Unless the Memorandum is rescinded or feebly implemented, or its implementation is held unlawful, it has significant strategic, permitting, legal and financial implications for many, if not most, major development projects.  Of course, it is likely to be difficult or impossible to challenge the new policies established in the Memorandum, except on a project-by-project permit-by-permit basis.  As such, the pressure for project proponents to navigate (rather than litigate) the new policies will be substantial. 

Will we ever have a national energy policy?

Posted on April 18, 2012 by Michael Rodburg

USEPA continues its program of death by a thousand cuts to the coal industry, but does the agency’s actions reflect a coherent national energy policy? On March 27, 2012 the EPA issued its new source performance standards for new power plants limiting CO2 emissions per megawatt-hour of produced electricity to a level about that of state-of-the-art, combined-cycle, gas-fired power plants. Importantly, industry observers claim that the level is far below what the best coal-fired power plants can achieve at least without commercially unavailable and quite expensive carbon capture technology.  While certain exceptions within the rule preclude stating that EPA has banned the use of coal in new plants, it comes pretty close.  That reminds me of an often repeated statement of an old client of mine back in the 1970’s whose recycled solvent fuel business and the EPA just didn’t get along that well—he would remark that “if coal were discovered today, EPA would never allow it to be burned.”  He appears to have been ahead of his time.

Of course one winner in this is natural gas.  With new sources of natural gas from shale and fracking having driven natural gas prices downward relative to coal and oil, old King Coal has been facing a distinct price disadvantage for years.  EPA had further disadvantaged coal and oil as a result of last year’s cross-state air pollution rule.  Last December, EPA’s MATS rule (mercury and air toxics standards) for power plants further adversely affected coal.
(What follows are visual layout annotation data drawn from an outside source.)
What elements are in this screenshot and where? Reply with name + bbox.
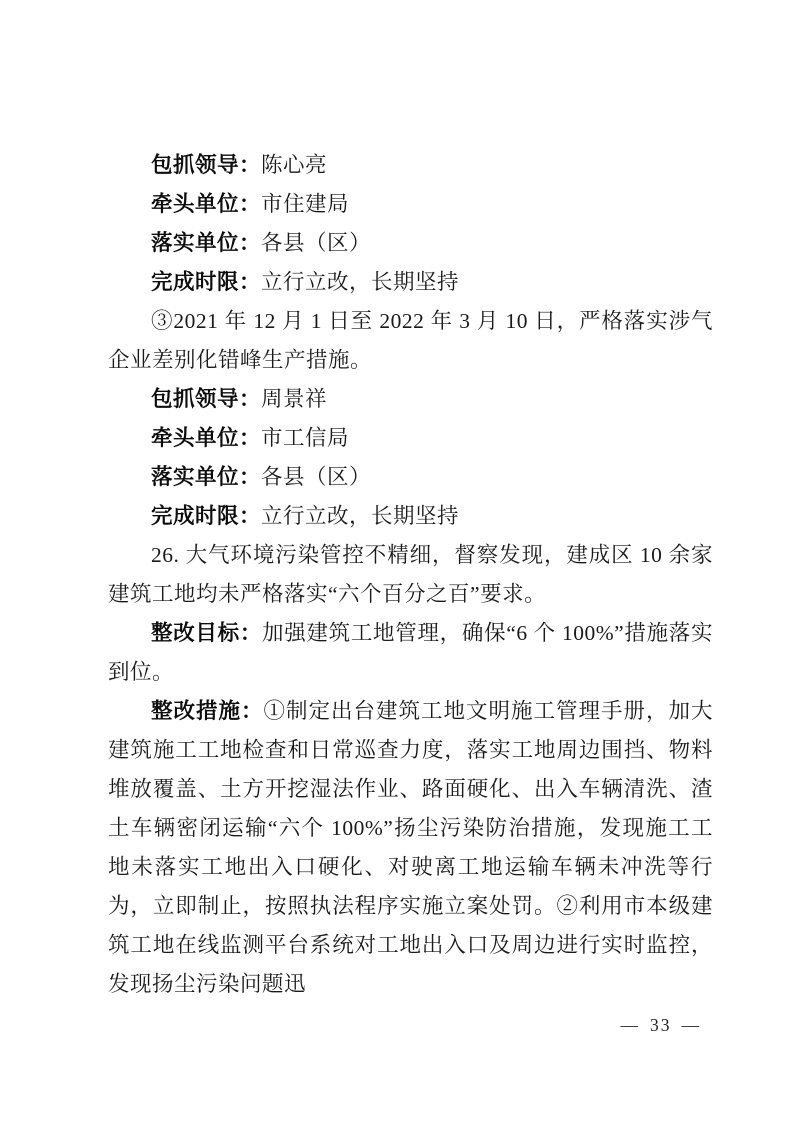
field-value: 立行立改，长期坚持: [261, 504, 459, 528]
field-row: 牵头单位：市住建局: [108, 185, 713, 224]
document-page: 包抓领导：陈心亮 牵头单位：市住建局 落实单位：各县（区） 完成时限：立行立改，…: [0, 0, 793, 1122]
field-row: 牵头单位：市工信局: [108, 419, 713, 458]
field-row: 落实单位：各县（区）: [108, 224, 713, 263]
field-label: 牵头单位：: [151, 426, 261, 450]
field-value: 各县（区）: [261, 231, 371, 255]
field-label: 牵头单位：: [151, 192, 261, 216]
footer-dash-left: —: [621, 1015, 641, 1035]
field-label: 包抓领导：: [151, 387, 261, 411]
field-label: 落实单位：: [151, 231, 261, 255]
field-label: 包抓领导：: [151, 153, 261, 177]
field-label: 落实单位：: [151, 465, 261, 489]
field-value: 市工信局: [261, 426, 349, 450]
rectification-measures-label: 整改措施：: [151, 699, 264, 723]
field-value: 市住建局: [261, 192, 349, 216]
document-body: 包抓领导：陈心亮 牵头单位：市住建局 落实单位：各县（区） 完成时限：立行立改，…: [108, 146, 713, 1004]
field-row: 包抓领导：陈心亮: [108, 146, 713, 185]
rectification-measures-text: ①制定出台建筑工地文明施工管理手册，加大建筑施工工地检查和日常巡查力度，落实工地…: [108, 699, 713, 996]
paragraph-problem-item-26: 26. 大气环境污染管控不精细，督察发现，建成区 10 余家建筑工地均未严格落实…: [108, 536, 713, 614]
field-label: 完成时限：: [151, 504, 261, 528]
field-row: 完成时限：立行立改，长期坚持: [108, 497, 713, 536]
field-row: 包抓领导：周景祥: [108, 380, 713, 419]
rectification-target-label: 整改目标：: [151, 621, 262, 645]
field-row: 完成时限：立行立改，长期坚持: [108, 263, 713, 302]
field-value: 立行立改，长期坚持: [261, 270, 459, 294]
field-label: 完成时限：: [151, 270, 261, 294]
page-footer: —33—: [621, 1012, 702, 1038]
paragraph-measure-item-3: ③2021 年 12 月 1 日至 2022 年 3 月 10 日，严格落实涉气…: [108, 302, 713, 380]
paragraph-rectification-target: 整改目标：加强建筑工地管理，确保“6 个 100%”措施落实到位。: [108, 614, 713, 692]
page-number: 33: [640, 1015, 682, 1035]
field-value: 陈心亮: [261, 153, 327, 177]
field-value: 周景祥: [261, 387, 327, 411]
paragraph-rectification-measures: 整改措施：①制定出台建筑工地文明施工管理手册，加大建筑施工工地检查和日常巡查力度…: [108, 692, 713, 1004]
footer-dash-right: —: [682, 1015, 702, 1035]
field-value: 各县（区）: [261, 465, 371, 489]
field-row: 落实单位：各县（区）: [108, 458, 713, 497]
Is EPA’s latest effort merely the coup de grace?

Don’t get me wrong.  I’m not a coal apologist.  One need not be a fan or sworn enemy of either natural gas or coal, of free markets or environmental regulation, to realize that something is going on that is important to our national energy situation with no one particularly in charge.  After all, coal mining, transportation and existing uses drive tens of thousands of jobs and the economy of such disadvantaged states as West Virginia.  Presidents and presidential candidates have decried our lack of a national energy policy for 30 years with meager results. 
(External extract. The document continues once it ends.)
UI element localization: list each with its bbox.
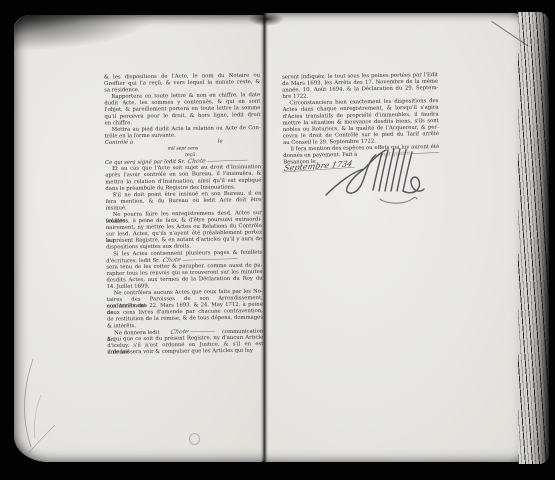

My point is otherwise: What does the overall national interest—economic, energy and environment—have to say about the relative use of coal vs. natural gas vs. petroleum vs. nuclear power?  Should EPA’s rule, based on concerns for global warming and not immediate health and safety, trump everything else?  Should we increase our reliance on natural gas at the expense of coal?  Should we be at the mercy of market forces without regard to our long term, sustainable future?  Should we simply use a bumper sticker (“Drill, baby, drill”) instead of reasoned policy? 

What passes as policy is a series of regulatory silos each with its own raison d’etre—FERC, NRC, EPA, DOE. And, of course, Congress, some of whose members can’t wait to kill alternative energy policies (solar), decry subsidization for renewables while rejecting as nearly immoral attempts to eliminate out of date tax subsidies for oil and gas (Subsidies at today’s prices?  Give me a break!). EPA’s new rule, in isolation from everything else, is merely another example of our lack of a coherent national policy on energy.  It may be a good environmental rule, but is it good for the country?